In unserer Heranführung an das Thema stellten wir eine nahezu fehlende Literatur zu homosexuellen Menschen in der Arbeitswelt der Krankenpflege und erst recht den fehlenden Bezug von GM zur Homosexualität fest. So ist die im Titel benannte Fragestellung zu einem geringeren Teil durch Literaturrecherche und im Wesentlichen durch das Heranziehen von allgemein gültiger Literatur zu den einzelnen Bereichen wie Homosexualität, Krankenpflege, Gesellschaft und Selbstbild der jeweiligen Personen zu bearbeiten. Aus diesem Vorgehen entwickelt sich unsere Theorie, dass die Krankenpflege für homosexuelle Menschen ein attraktiver Beruf ist.

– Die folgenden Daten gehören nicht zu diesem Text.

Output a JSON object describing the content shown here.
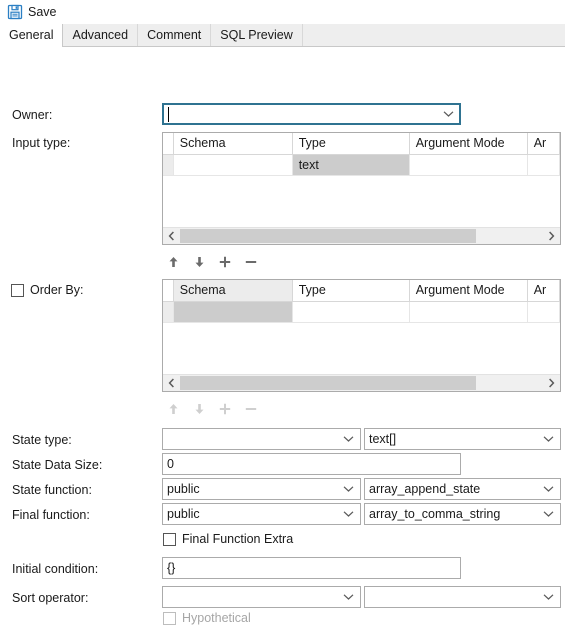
{
  "toolbar": {
    "save_label": "Save",
    "save_icon": "floppy-save-icon"
  },
  "tabs": [
    {
      "label": "General",
      "active": true
    },
    {
      "label": "Advanced",
      "active": false
    },
    {
      "label": "Comment",
      "active": false
    },
    {
      "label": "SQL Preview",
      "active": false
    }
  ],
  "form": {
    "owner": {
      "label": "Owner:",
      "value": "",
      "focused": true
    },
    "input_type": {
      "label": "Input type:",
      "columns": [
        "Schema",
        "Type",
        "Argument Mode",
        "Ar"
      ],
      "rows": [
        {
          "schema": "",
          "type": "text",
          "argument_mode": "",
          "ar": "",
          "selected_column": "Type"
        }
      ],
      "scroll_position": "left",
      "toolbar": {
        "enabled": true,
        "buttons": [
          "move-up",
          "move-down",
          "add",
          "remove"
        ],
        "glyphs": [
          "↑",
          "↓",
          "+",
          "−"
        ]
      }
    },
    "order_by": {
      "label": "Order By:",
      "checked": false,
      "columns": [
        "Schema",
        "Type",
        "Argument Mode",
        "Ar"
      ],
      "rows": [
        {
          "schema": "",
          "type": "",
          "argument_mode": "",
          "ar": "",
          "selected_column": "Schema"
        }
      ],
      "scroll_position": "left",
      "toolbar": {
        "enabled": false,
        "buttons": [
          "move-up",
          "move-down",
          "add",
          "remove"
        ],
        "glyphs": [
          "↑",
          "↓",
          "+",
          "−"
        ]
      }
    },
    "state_type": {
      "label": "State type:",
      "schema_value": "",
      "type_value": "text[]"
    },
    "state_data_size": {
      "label": "State Data Size:",
      "value": "0"
    },
    "state_function": {
      "label": "State function:",
      "schema_value": "public",
      "function_value": "array_append_state"
    },
    "final_function": {
      "label": "Final function:",
      "schema_value": "public",
      "function_value": "array_to_comma_string"
    },
    "final_function_extra": {
      "label": "Final Function Extra",
      "checked": false
    },
    "initial_condition": {
      "label": "Initial condition:",
      "value": "{}"
    },
    "sort_operator": {
      "label": "Sort operator:",
      "schema_value": "",
      "operator_value": ""
    },
    "hypothetical": {
      "label": "Hypothetical",
      "checked": false,
      "disabled": true
    }
  },
  "colors": {
    "focus_border": "#2f7391",
    "tab_strip_bg": "#eeeeee",
    "selection_gray": "#cccccc",
    "save_icon_blue": "#2b7fc4"
  }
}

2 Was ist Gender Mainstreaming?
Der Begriff Gender Mainstreaming kann nicht pauschal übersetzt werden. Er leitet sich aus zwei Begrifflichkeiten ab, die in ihrer Zusammenführung einen Sinn in Bezug auf den eigentlichen Arbeitsauftrag von Gender Mainstreaming ergeben.
2.1 Definition
Der erste Begriff Gender kann aus dem englischen nicht zu einem Äquivalent übersetzt werden, da der deutsche Geschlechtsbegriff lediglich mit dem körperlichen Geschlecht verknüpft ist und nicht die sozialen Aspekte der Geschlechterrolle beinhaltet. Der zweite Begriff Mainstreaming bedeutet im Deutschen soviel wie 'Hauptströmung, zum Hauptstrom machen'. So ist ein Versuch der übertragenen Übersetzung für Gender Mainstreaming zum Beispiel „durchgängige Gleichstellungsorientierung“(vgl. Baer 2007). Dieses kann aber auch nur als Hinweis auf die tiefere Bedeutung dienen ? es ist ein von Barbara Stiegler (2000: S. 8) wie folgt definiertes Prinzip:
„Gender Mainstreaming besteht in der Reorganisation, Verbesserung, Entwicklung und Evaluation von Entscheidungsprozessen in allen Politikbereichen und Arbeitsbereichen einer Organisation. Das Ziel von Gender Mainstreaming ist es, in alle Entscheidungsprozesse die Perspektive des Geschlechterverhältnisses einzubeziehen und alle Entscheidungsprozesse für die Gleichstellung der Geschlechter nutzbar zu machen.“
Gender Mainstreaming wird als eine Doppelstrategie verstanden, die zum einen aus speziellen Maßnahmen zum Ausgleich geschlechtsspezifischer Ungleichheiten durch Einzelaktionen und spezielle Zielsetzungen und zum anderen aus der integrativen Chancengleichheitspolitik durch alle und in allen Bereichen besteht. Ersteres ist hier reaktiv zum direkten Ausgleich von Missständen und letzteres proaktiv[2] als ständige Weiterentwicklung zu sehen.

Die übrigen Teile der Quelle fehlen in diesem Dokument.